Pubblicato la prima volta nel 2005, La Russia di Putin è ritornato in questi mesi nelle librerie italiane in una nuova edizione Adelphi. Il libro di Politkovskaja diventa così imprescindibile per capire cosa sta succedendo oggi in Russia. La giornalista costruisce un libro di inchiesta, di reportage, condensando un’opera dal valore emotivo e sociale di estrema importanza. Le pagine non raccolgono una semplice (per modo di dire) analisi politica, ma, come espressamente indicato da Politkovskaja: “Il mio è un libro di appunti appassionati a margine della vita come la si vive oggi in Russia”. E non è nemmeno una biografia del presidente. Putin è il protagonista nascosto di questa storia, si cela dietro le quinte facendo pesare in ogni pagina la sua incombenza. Nelle storie di disumana crudeltà, di violenza, di ingiustizia, la figura del capo russo si racconta per osmosi. C’è la sua mano, la sua volontà dietro ogni fatto di corruzione e sopruso.

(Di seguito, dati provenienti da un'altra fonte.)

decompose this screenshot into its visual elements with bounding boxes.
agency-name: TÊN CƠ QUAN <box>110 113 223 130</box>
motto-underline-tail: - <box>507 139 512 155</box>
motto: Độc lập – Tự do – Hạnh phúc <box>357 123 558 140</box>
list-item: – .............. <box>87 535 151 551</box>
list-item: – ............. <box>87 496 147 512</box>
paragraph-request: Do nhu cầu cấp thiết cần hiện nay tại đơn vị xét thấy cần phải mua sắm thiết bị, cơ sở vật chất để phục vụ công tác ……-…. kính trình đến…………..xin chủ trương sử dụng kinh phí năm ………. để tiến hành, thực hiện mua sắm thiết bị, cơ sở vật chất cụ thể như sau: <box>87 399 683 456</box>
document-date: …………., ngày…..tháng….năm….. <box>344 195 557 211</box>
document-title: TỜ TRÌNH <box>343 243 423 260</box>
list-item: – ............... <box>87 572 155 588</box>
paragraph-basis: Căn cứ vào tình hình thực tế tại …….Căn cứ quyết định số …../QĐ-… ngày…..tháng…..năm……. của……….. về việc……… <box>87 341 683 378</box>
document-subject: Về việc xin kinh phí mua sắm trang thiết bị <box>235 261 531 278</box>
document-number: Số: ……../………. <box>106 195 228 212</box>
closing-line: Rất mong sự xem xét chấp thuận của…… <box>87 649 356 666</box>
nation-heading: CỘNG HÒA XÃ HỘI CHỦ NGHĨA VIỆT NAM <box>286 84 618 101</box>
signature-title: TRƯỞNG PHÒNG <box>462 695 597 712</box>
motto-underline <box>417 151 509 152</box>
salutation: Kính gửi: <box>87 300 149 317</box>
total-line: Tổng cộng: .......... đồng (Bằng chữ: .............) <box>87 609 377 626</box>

L’autrice racconta la propria nazione attraverso i suoi paradossi e le sue finte vittorie. Il libro ripercorre la guerra in Cecenia e le sue vittime dimenticate; la decadenza morale dell’apparato militare; la crisi economica che ha trascinato giù la media borghesia, unico possibile attore trainante verso la democrazia; la mafia di stato degli oligarchi e l’enorme corruzione ad essa collegata; l’eccidio del teatro di Dubrovka; la strage dei bambini a Beslan. Insieme, le testimonianze e le storie di chi tutto ciò l’ha vissuto sulla propria pelle, incredulo come nel mondo il capo di un governo così feroce possa essere non solo accettato ma anche osannato.
Politkovskaja si concentra in particolare sulle forze armate russe, perno di una paese che si fa grande e minacciosa verso l’esterno, ma demograficamente ed economicamente povera al suo interno. A leggerli alcuni dati sembrano uscire da una realtà effimera, non congeniale a quella a cui siamo abituati. Nelle tante pagine dedicate all’esercito ne risulta che che è “un luogo chiuso” dove la vita al suo interno “è una vita da schiavi”. Per citare solo un dato scioccante: nel 2002 più di 500 uomini dell’esercito sono morti, non per la guerra, ma per le percosse subite dai propri ufficiali. Con una società civile che non ha più il controllo su quella militare, dove il nonnismo dei più alti in grado si trasforma sistematicamente in tragedia, l’apparato militare diventa icona e simbolo del sopruso inflitto al più debole.
Per la giornalista questo libro è un appello al mondo. Putin “non ha saputo estirpare il tenente colonnello del KGB che vive in lui”, “insiste nel voler raddrizzare i propri connazionali amanti della libertà” e “soffoca ogni forma di libertà come nella precedente professione” ma “noi in Russia non vogliamo tutto ciò. Vogliamo essere liberi. Lo pretendiamo. Perché amiamo la libertà tanto quanto voi”.